5

MySQL Server version: 5.1.41 On Ubuntu 10.04

I came across a difference in MySQL's behavior when modifying some queries and wanted to know the reason for it.

Basically I am creating a view. When I query the view, the result set is the same However, the number of rows read are different for an IN clause than for an OR clause. Below below is a simple example :

CREATE TABLE country ( 
    id_country int(11) NOT NULL AUTO_INCREMENT, 
    name varchar(50) NOT NULL, 
    PRIMARY KEY (id_country) 
) ENGINE=InnoDB; 

INSERT INTO country (name) VALUES ('A'), ('B'), ('C'), ('D'), ('E'), ('F'), ('G'), ('H'); 

CREATE TABLE status ( 
    id_status int(11) NOT NULL AUTO_INCREMENT, 
    id_country int(11) NOT NULL, 
    status tinyint(4) NOT NULL, 
    PRIMARY KEY (id_status) 
) ENGINE=InnoDB; 
ALTER TABLE status ADD INDEX ( id_country ); 
ALTER TABLE status ADD FOREIGN KEY ( id_country ) REFERENCES test.country (id_country) ON DELETE RESTRICT ON UPDATE RESTRICT ; 

INSERT INTO status(id_country, status) VALUES 
(1,0), (2,1), (3,0), (4,1), (5,0),(6,1), (7,0), (8,1); 

CREATE ALGORITHM=MERGE VIEW view_country 
AS 
    SELECT c.*, s.id_status, s.status 
    FROM country c JOIN status s ON c.id_country = s.id_country; 

The 2 explain statements below show different number of rows parsed

mysql> EXPLAIN EXTENDED  SELECT * FROM view_country WHERE id_country IN (1, 2, 3)\G;
*************************** 1. row ***************************
           id: 1
  select_type: SIMPLE
        table: c
         type: range
possible_keys: PRIMARY
          key: PRIMARY
      key_len: 4
          ref: NULL
         rows: 3
     filtered: 100.00
        Extra: Using where
*************************** 2. row ***************************
           id: 1
  select_type: SIMPLE
        table: s
         type: ref
possible_keys: id_country
          key: id_country
      key_len: 4
          ref: test.c.id_country
         rows: 1
     filtered: 100.00
        Extra: 
2 rows in set, 1 warning (0.00 sec)

Using the OR Clause

mysql> EXPLAIN EXTENDED SELECT * FROM view_country WHERE id_country = 1 OR id_country = 2 OR id_country = 3\G;
*************************** 1. row ***************************
           id: 1
  select_type: SIMPLE
        table: s
         type: ALL
possible_keys: id_country
          key: NULL
      key_len: NULL
          ref: NULL
         rows: 8
     filtered: 37.50
        Extra: Using where
*************************** 2. row ***************************
           id: 1
  select_type: SIMPLE
        table: c
         type: eq_ref
possible_keys: PRIMARY
          key: PRIMARY
      key_len: 4
          ref: test.s.id_country
         rows: 1
     filtered: 100.00
        Extra: 
2 rows in set, 1 warning (0.00 sec)

If you look at the "rows" in both the queries - they add up differently

The query with OR clause reads less rows compared to IN, which adds up for huge tables and joins.
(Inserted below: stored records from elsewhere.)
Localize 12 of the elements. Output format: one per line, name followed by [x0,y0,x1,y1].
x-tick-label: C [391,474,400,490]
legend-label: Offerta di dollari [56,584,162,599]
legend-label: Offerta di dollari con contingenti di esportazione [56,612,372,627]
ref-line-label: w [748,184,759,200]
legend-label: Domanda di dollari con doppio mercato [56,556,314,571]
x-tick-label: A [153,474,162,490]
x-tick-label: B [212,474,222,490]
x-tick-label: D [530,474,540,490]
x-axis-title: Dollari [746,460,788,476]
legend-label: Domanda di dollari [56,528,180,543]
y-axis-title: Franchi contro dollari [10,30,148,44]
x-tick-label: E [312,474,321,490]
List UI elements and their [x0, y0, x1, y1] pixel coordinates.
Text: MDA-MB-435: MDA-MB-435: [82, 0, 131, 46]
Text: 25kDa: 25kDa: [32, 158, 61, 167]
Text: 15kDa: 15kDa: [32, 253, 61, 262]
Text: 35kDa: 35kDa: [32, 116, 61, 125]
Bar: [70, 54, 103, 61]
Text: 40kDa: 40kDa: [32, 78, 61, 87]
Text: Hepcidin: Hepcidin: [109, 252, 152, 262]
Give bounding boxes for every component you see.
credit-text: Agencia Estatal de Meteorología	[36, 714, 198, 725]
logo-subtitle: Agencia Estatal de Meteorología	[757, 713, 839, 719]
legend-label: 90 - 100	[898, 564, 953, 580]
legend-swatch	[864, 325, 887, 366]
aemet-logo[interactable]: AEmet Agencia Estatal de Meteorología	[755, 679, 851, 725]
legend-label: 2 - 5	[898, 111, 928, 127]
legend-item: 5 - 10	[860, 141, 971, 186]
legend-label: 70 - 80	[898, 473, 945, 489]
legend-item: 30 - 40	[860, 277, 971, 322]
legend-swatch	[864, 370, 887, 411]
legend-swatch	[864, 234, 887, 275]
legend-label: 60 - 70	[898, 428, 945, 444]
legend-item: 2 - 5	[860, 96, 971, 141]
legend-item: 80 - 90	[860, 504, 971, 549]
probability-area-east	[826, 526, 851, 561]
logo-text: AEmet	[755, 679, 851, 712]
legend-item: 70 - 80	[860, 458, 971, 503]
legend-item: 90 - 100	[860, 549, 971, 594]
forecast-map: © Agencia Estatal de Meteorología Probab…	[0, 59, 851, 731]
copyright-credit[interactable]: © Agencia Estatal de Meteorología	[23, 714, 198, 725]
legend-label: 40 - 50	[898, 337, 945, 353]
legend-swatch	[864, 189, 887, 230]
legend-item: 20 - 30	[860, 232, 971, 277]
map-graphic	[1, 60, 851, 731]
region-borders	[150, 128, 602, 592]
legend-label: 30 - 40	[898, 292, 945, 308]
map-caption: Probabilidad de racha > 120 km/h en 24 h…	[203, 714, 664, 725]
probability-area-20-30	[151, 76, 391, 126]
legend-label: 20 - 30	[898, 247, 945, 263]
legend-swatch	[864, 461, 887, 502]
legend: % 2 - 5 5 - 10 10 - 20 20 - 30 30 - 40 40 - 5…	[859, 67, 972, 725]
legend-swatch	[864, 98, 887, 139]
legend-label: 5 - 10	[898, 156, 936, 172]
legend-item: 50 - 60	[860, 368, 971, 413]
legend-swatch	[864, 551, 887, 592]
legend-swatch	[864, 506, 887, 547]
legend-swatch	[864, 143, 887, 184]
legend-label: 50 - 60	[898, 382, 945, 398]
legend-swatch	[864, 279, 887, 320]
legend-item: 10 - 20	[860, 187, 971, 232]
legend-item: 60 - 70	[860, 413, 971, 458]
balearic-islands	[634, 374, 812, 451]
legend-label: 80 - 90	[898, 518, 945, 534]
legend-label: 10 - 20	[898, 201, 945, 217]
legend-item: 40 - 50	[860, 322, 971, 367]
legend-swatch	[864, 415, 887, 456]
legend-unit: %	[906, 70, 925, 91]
Can someone help me understand why this is so ?

Thank you for your time.

itz_nsn
  • 648
  • 1
  • 8
  • 13
  • Consistently the same but different results? – Marcus Adams Feb 22 '12 at 18:40
  • @Marcus - i am sry i did not understand the question - if you meant i get consistent result set everytime and the number of rows parsed every time is also consistent - then the answer is yes – itz_nsn Feb 23 '12 at 17:39
  • @Marcus Adams - there was a copy paste blunder on my part - i have corrected it. The issue is not about different result sets - the result sets are the same -but the number of rows read are different between IN vs OR - let me know if you are not able to reproduce it - i am on server version: 5.1 – itz_nsn Feb 23 '12 at 22:04
  • @MarcusAdams - i think i am getting confused because of this comment you wrote which clearly indicates that it's not from a simple SELECT, and not from the queries that you are showing - did u see that i was querying from a view? did you see my view definition? to make sure i was sane i created an empty database - ran all the queries i have mentioned, then ran the explain statements - no extra queries or select statements - did you try to create the tables using the sql i have given? - if you did and you still feel that there is something missing - let me know – itz_nsn Feb 24 '12 at 03:27
  • I'm sorry, I did NOT realize that you were querying a view. I've provided my answer below. – Marcus Adams Feb 24 '12 at 14:15

2 Answers2

1

Please note that execution plans have a lot to do with the state of your indexes and the size of your tables. MySQL may execute differently even for similar queries, and sometimes MySQL can even guess wrong.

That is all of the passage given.